Many will point to the tough fixture list Bolton have had so far, having played Man Utd, Man City, Chelsea and Liverpool already, but you have to play everybody at some point and this terrible run of form backdates to last season whereupon a capitulation to Stoke 5-0 at Wembley they lost their last 5 league games against Fulham, Blackburn, Bolton, Blackpool and Man City. A telling fact – Gary Megson and Sammie Lee were both
sacked before Christmas after better starts than Coyle has had this season. He may talk a good game, but he could, along with Alex McLeish, face the rather unenviable prospect of having managed 2 relegated teams in 3 seasons on his CV.

Roy Hodgson –

Is it too early for Hodgson to be considered under pressure? A sloppy start to the season has already seen them lose 4 of their opening 7 games. Since their return to the top flight, the words West Brom have hardly been synonymous with good defending – but it’s been their apparent lack of cutting edge up top this term that has been the most worrying aspect of their play.

While last season they scored an impressive 56 league, only four less than moneybags Man City, so far this season they’ve scored just 5 in 7 games, with Hodgson’s stubborn refusal for the most part to start with two up front often cited as a reason. This season’s relegation battle is likely to involve between 8-10 teams, a side with the resources of West Brom cannot afford a slow start to proceedings.

Neil Warnock –

QPR are a strange beast. Neil Warnock’s men are still without a win on home soil in three attempts and they’ve been hammered twice already, 4-0 on the opening day to Bolton at home and 6-0 away at Fulham last weekend.

The new recruits such as Joey Barton, Luka Young and Shaun Wright-Phillips were certainly most welcome in propping up and beefing out what was a deeply average Championship squad in both size and quality. Still, the worry remains that their inconsistency over the course of a long campaign could prove their undoing.
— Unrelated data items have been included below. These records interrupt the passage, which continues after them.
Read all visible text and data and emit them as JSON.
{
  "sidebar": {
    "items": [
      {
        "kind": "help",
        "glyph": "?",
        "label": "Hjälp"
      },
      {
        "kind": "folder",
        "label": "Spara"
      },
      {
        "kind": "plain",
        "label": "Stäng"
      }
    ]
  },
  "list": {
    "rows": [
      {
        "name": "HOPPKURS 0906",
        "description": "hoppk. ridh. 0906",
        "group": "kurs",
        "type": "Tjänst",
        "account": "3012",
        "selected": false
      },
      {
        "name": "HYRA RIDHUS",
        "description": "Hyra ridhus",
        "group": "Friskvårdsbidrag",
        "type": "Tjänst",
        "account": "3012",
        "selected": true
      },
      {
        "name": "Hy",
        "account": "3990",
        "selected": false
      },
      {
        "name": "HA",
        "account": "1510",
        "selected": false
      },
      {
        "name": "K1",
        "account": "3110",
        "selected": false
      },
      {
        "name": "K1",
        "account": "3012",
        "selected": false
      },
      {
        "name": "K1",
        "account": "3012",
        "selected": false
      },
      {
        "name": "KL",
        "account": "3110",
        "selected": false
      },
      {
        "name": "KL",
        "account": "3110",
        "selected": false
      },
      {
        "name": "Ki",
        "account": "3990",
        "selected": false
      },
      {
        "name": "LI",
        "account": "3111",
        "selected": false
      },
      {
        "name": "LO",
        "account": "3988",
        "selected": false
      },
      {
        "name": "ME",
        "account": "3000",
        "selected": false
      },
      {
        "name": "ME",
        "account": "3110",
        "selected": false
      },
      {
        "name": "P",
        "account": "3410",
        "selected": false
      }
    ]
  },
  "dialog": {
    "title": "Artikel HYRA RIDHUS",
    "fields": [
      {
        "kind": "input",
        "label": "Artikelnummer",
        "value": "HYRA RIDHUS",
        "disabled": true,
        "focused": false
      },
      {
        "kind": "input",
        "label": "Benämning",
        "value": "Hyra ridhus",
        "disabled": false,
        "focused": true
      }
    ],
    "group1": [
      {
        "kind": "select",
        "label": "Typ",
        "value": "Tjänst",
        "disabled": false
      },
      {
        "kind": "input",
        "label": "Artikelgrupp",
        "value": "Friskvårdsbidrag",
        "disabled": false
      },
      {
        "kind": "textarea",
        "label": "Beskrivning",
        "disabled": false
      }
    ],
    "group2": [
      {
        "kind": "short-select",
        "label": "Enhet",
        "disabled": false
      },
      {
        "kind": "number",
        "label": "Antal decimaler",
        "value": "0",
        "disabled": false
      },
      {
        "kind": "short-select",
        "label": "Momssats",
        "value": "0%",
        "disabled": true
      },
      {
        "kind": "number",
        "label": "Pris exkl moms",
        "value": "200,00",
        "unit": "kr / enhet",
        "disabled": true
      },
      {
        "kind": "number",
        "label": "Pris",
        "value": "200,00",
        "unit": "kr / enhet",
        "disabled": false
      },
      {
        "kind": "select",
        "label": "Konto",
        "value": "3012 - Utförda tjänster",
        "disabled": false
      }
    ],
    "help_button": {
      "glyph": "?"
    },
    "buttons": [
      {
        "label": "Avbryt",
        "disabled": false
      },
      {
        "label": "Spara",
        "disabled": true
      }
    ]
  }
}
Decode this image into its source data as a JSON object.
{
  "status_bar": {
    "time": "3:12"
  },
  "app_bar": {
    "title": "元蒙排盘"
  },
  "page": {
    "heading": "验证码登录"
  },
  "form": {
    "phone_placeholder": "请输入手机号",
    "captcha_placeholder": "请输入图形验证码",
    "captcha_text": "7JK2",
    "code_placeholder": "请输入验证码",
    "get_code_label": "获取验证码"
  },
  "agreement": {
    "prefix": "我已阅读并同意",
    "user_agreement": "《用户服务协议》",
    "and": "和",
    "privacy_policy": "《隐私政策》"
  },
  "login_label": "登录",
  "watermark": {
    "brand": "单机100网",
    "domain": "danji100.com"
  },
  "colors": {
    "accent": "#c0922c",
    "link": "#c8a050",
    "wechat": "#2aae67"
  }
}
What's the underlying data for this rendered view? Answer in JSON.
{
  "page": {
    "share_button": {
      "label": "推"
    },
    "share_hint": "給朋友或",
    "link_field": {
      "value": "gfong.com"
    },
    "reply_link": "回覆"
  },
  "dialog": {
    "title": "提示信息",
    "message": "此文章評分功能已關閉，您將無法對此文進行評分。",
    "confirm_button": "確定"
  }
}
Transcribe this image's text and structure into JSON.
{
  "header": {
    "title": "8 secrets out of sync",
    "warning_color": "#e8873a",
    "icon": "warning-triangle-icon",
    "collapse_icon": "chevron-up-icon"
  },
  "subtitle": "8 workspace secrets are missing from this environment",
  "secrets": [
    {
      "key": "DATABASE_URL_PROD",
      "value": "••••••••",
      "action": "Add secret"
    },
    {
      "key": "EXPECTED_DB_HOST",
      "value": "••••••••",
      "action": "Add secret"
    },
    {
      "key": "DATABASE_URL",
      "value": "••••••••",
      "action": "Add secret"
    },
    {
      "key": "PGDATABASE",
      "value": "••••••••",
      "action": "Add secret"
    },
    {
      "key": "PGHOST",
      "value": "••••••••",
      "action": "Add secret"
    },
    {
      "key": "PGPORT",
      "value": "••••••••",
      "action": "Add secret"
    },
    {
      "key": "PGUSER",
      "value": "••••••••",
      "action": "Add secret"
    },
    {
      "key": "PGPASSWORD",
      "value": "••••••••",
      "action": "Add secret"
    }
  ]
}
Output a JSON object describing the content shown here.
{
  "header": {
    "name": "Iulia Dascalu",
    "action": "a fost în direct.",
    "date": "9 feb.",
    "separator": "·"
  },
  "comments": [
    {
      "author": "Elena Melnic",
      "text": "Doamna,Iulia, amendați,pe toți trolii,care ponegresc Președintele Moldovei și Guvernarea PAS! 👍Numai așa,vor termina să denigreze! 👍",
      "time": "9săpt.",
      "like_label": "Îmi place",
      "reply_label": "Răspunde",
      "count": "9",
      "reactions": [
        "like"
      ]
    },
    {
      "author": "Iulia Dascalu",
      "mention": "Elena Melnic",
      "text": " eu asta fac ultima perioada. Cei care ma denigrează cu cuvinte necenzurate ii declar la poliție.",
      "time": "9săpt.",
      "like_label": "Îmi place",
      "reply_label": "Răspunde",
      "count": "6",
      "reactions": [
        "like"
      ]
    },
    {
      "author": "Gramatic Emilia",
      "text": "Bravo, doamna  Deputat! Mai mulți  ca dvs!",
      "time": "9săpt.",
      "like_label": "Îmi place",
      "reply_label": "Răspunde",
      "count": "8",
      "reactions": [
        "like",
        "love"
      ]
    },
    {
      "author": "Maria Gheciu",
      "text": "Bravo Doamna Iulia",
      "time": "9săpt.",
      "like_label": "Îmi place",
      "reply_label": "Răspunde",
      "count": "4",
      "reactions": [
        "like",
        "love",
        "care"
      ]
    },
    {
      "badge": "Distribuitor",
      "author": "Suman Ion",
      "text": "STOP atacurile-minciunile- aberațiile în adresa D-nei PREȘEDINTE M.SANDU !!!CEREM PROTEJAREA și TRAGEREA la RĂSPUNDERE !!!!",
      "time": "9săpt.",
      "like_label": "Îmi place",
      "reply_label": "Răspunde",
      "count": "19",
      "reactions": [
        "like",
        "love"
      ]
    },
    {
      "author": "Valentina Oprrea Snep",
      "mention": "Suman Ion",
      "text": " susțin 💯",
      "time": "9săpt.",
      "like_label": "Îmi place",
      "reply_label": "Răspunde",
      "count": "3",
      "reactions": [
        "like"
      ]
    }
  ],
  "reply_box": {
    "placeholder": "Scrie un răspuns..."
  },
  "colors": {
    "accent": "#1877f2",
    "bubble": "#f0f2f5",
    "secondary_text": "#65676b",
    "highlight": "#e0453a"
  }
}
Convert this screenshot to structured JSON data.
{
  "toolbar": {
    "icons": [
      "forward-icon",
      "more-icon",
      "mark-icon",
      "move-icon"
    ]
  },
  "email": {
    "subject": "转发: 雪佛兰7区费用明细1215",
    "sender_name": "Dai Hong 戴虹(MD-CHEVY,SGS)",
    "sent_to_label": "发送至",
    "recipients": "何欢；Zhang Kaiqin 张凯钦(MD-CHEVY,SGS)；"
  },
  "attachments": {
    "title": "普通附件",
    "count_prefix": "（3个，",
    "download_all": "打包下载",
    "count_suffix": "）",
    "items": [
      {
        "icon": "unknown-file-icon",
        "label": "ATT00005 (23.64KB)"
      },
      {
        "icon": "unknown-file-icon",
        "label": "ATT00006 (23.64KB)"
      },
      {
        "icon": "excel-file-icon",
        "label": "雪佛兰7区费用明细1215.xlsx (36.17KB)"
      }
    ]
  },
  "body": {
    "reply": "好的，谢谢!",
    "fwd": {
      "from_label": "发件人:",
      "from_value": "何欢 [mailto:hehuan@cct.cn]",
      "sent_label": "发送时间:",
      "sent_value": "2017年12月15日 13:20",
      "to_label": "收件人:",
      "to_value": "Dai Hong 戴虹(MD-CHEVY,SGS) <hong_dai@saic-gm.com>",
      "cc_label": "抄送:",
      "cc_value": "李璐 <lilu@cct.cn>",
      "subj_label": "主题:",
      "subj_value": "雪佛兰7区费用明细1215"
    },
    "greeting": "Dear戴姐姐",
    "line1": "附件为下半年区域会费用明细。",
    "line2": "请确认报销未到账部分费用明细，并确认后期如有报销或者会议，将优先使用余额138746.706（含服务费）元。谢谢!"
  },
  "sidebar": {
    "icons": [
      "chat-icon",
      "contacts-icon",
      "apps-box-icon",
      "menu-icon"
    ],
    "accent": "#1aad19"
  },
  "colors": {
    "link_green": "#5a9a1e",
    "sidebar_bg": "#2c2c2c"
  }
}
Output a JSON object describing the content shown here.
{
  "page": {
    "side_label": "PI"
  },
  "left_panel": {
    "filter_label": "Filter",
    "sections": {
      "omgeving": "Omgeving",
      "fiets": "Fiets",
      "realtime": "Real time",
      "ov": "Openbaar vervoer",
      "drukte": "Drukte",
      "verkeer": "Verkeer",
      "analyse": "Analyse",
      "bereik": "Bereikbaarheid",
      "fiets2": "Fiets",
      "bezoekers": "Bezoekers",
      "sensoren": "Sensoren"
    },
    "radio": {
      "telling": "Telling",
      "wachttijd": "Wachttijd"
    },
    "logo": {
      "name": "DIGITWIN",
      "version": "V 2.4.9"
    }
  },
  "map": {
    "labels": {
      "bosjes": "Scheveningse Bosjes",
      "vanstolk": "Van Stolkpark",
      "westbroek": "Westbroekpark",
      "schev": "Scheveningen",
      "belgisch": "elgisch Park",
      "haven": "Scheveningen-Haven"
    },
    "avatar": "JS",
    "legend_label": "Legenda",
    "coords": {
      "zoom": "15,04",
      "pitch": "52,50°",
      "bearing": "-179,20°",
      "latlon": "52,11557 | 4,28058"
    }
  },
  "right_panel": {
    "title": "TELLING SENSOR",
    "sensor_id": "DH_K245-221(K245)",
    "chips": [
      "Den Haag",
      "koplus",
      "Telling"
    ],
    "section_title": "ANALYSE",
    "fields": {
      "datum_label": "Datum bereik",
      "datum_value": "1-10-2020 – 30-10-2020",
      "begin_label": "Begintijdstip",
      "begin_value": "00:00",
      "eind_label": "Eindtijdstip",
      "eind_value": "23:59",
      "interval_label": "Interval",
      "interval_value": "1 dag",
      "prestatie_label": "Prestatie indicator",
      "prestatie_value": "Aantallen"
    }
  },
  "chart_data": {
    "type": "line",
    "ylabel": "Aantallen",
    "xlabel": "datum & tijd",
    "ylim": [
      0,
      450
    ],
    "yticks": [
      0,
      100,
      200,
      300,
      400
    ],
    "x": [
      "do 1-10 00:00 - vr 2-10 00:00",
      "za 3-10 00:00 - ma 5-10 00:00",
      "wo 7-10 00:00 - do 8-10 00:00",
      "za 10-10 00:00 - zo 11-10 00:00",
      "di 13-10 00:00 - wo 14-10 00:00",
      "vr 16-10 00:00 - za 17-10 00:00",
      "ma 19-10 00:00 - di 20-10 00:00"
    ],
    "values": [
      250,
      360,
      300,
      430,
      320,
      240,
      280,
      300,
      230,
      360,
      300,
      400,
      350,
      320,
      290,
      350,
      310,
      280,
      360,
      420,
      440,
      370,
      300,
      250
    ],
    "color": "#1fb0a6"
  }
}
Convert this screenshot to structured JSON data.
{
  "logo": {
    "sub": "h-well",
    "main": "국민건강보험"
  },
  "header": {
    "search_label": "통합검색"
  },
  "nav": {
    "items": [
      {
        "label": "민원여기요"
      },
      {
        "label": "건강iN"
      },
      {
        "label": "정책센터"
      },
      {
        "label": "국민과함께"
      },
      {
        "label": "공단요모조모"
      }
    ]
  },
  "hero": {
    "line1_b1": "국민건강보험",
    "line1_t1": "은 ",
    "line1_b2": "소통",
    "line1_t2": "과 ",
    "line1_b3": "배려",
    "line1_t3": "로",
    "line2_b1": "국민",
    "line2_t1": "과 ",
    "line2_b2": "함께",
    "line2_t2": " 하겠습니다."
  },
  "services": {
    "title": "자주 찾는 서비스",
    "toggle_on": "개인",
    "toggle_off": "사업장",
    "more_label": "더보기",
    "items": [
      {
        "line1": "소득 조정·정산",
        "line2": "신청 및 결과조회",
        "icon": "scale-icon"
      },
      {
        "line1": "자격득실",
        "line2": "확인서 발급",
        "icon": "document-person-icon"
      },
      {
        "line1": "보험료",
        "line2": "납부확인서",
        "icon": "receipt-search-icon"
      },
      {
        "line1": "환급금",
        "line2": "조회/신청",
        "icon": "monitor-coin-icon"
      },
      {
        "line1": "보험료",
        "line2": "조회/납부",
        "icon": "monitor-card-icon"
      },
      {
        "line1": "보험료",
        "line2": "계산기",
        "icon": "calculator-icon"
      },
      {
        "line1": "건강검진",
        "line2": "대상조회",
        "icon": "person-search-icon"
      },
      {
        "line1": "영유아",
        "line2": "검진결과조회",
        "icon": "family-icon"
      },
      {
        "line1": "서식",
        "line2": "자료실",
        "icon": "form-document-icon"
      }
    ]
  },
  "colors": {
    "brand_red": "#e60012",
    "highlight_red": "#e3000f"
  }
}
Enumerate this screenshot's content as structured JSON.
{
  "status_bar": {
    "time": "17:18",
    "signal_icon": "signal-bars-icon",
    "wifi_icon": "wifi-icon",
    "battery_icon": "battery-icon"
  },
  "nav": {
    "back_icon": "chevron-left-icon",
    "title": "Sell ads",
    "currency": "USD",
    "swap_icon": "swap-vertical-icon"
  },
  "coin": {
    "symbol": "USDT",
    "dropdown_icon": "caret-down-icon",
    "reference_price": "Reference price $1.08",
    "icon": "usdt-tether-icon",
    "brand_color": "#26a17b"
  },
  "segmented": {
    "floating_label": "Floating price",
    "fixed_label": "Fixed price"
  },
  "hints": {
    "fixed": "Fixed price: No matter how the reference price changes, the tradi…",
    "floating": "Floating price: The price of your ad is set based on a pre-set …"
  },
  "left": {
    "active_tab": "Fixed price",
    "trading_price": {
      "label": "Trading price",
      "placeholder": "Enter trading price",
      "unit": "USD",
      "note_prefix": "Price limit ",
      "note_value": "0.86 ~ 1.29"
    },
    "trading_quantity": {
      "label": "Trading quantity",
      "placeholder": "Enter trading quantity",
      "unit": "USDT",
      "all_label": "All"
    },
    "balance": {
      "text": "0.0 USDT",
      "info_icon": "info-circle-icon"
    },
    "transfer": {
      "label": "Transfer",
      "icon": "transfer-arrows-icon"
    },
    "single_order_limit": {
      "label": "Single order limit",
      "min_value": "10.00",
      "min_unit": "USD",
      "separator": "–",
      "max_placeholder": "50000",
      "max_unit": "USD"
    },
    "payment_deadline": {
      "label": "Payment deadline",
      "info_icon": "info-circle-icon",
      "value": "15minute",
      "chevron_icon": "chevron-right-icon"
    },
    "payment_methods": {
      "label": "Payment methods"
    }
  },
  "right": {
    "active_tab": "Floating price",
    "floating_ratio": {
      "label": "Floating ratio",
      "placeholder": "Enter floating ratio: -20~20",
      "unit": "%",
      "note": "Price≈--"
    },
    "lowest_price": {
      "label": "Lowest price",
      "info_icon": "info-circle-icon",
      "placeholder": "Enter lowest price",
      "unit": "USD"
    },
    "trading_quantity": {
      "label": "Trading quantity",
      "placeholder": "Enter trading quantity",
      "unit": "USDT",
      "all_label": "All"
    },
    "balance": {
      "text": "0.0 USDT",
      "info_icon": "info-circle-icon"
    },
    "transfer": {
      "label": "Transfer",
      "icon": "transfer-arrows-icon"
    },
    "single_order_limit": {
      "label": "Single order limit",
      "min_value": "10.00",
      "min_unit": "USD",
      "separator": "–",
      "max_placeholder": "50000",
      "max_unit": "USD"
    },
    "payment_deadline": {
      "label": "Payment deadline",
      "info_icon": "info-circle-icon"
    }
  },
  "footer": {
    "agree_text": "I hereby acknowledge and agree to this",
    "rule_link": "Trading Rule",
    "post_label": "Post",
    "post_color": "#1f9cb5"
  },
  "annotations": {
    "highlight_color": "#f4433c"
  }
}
They also appear to lack a genuine finisher of proven Premier League quality with Jay Bothroyd having found the transition difficult so far.

Warnock will feel the need to impress the club’s new owners in a bid to finally put to bed rumours of his departure.  With a tricky run of games after their next fixture against Blackburn (H) coming up – Chelsea (H), Spurs (A), Man City (H) – QPR will need to rediscover the comforts of home, otherwise they could be this season’s Blackpool; a side hampered in their efforts to avoid the drop by poor home form. He may not be under any undue pressure at the moment, but that could all quickly change inside a month or so for Warnock. Their next fixture against Blackburn could be one of the season’s first genuine six-pointers, with the potential fate of both managers and their future ambitions riding on a positive result.